🤖 AI Summary
This work addresses a critical limitation in current automated decision-making systems, which prioritize predictive accuracy while neglecting their systemic impact on organizational workflows and decision processes, thereby compromising downstream societal outcomes. To overcome this “prediction-first” paradigm, the study proposes an intervention-oriented integrative framework that systematically incorporates organizational dynamics and intervention mechanisms into the design and evaluation of automated decision systems. By synthesizing insights from social science theory and decision systems analysis, the research establishes an interdisciplinary pathway tailored to real-world deployment contexts. This approach offers a novel paradigm for understanding and optimizing the societal consequences of automated decision-making in high-stakes domains such as criminal justice, medical triage, and educational support.
📝 Abstract
Automated decision systems (ADS) leverage predictions about individual future outcomes to inform consequential decision-making in organizational settings.
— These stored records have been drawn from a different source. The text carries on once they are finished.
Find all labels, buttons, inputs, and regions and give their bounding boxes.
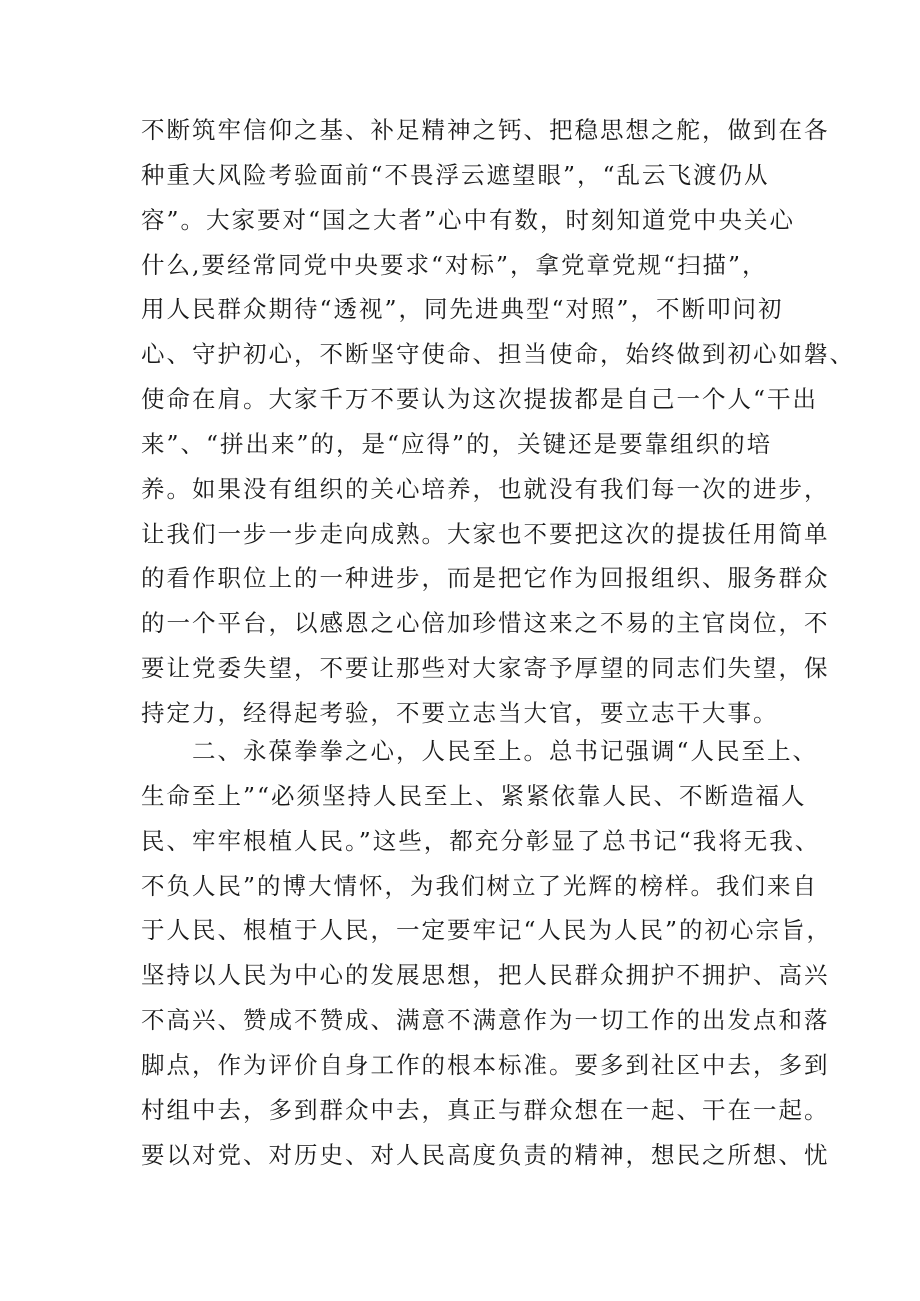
text-line: 生命至上”“必须坚持人民至上、紧紧依靠人民、不断造福人 bbox=[141, 781, 807, 810]
text-line: 的看作职位上的一种进步，而是把它作为回报组织、服务群众 bbox=[141, 564, 830, 593]
text-line: 容”。大家要对“国之大者”心中有数，时刻知道党中央关心 bbox=[141, 205, 796, 234]
text-line: 养。如果没有组织的关心培养，也就没有我们每一次的进步， bbox=[141, 474, 830, 503]
text-line: 二、永葆拳拳之心，人民至上。总书记强调“人民至上、 bbox=[141, 737, 819, 765]
text-line: 持定力，经得起考验，不要立志当大官，要立志干大事。 bbox=[141, 698, 779, 727]
text-line: 使命在肩。大家千万不要认为这次提拔都是自己一个人“干出 bbox=[141, 385, 819, 414]
text-line: 心、守护初心，不断坚守使命、担当使命，始终做到初心如磐、 bbox=[141, 340, 855, 369]
text-line: 坚持以人民为中心的发展思想，把人民群众拥护不拥护、高兴 bbox=[141, 961, 830, 990]
text-line: 什么,要经常同党中央要求“对标”，拿党章党规“扫描”， bbox=[141, 250, 768, 279]
paragraph-1 bbox=[141, 108, 855, 736]
text-line: 要以对党、对历史、对人民高度负责的精神，想民之所想、忧 bbox=[141, 1140, 830, 1169]
text-line: 民、牢牢根植人民。”这些，都充分彰显了总书记“我将无我、 bbox=[141, 826, 821, 855]
text-line: 种重大风险考验面前“不畏浮云遮望眼”，“乱云飞渡仍从 bbox=[141, 160, 770, 189]
text-line: 用人民群众期待“透视”，同先进典型“对照”，不断叩问初 bbox=[141, 295, 784, 324]
text-line: 村组中去，多到群众中去，真正与群众想在一起、干在一起。 bbox=[141, 1095, 830, 1124]
text-line: 于人民、根植于人民，一定要牢记“人民为人民”的初心宗旨， bbox=[141, 916, 833, 945]
text-line: 不高兴、赞成不赞成、满意不满意作为一切工作的出发点和落 bbox=[141, 1006, 830, 1035]
text-line: 的一个平台，以感恩之心倍加珍惜这来之不易的主官岗位，不 bbox=[141, 609, 830, 638]
text-line: 脚点，作为评价自身工作的根本标准。要多到社区中去，多到 bbox=[141, 1050, 830, 1079]
text-line: 来”、“拼出来”的，是“应得”的，关键还是要靠组织的培 bbox=[141, 429, 773, 458]
text-line: 要让党委失望，不要让那些对大家寄予厚望的同志们失望，保 bbox=[141, 654, 830, 683]
text-line: 不断筑牢信仰之基、补足精神之钙、把稳思想之舵，做到在各 bbox=[141, 116, 830, 144]
text-line: 让我们一步一步走向成熟。大家也不要把这次的提拔任用简单 bbox=[141, 519, 830, 548]
paragraph-2 bbox=[141, 729, 833, 1177]
text-line: 不负人民”的博大情怀，为我们树立了光辉的榜样。我们来自 bbox=[141, 871, 819, 900]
Across various settings - including criminal pretrial release, clinical triage, student support, and more - it is often assumed that improved predictive accuracy is the priority consideration in determining better downstream outcomes upon the deployment of ADS. In practice, real-world case studies reveal that this is far from the case: introducing individual predictions into decision-making modifies organizational workflows, assessment, and decision-making processes in ways that require a complete re-consideration of our approach to the design, evaluation, and deployment of ADS. As a result, this Perspective develops an integrated framework for studying ADS in social systems, shifting current priorities from a purely prediction-based paradigm towards an intervention-oriented view that accounts for real-world conditions. Our aim is to improve our understanding of ADS and more meaningfully anticipate its downstream societal and organizational consequences.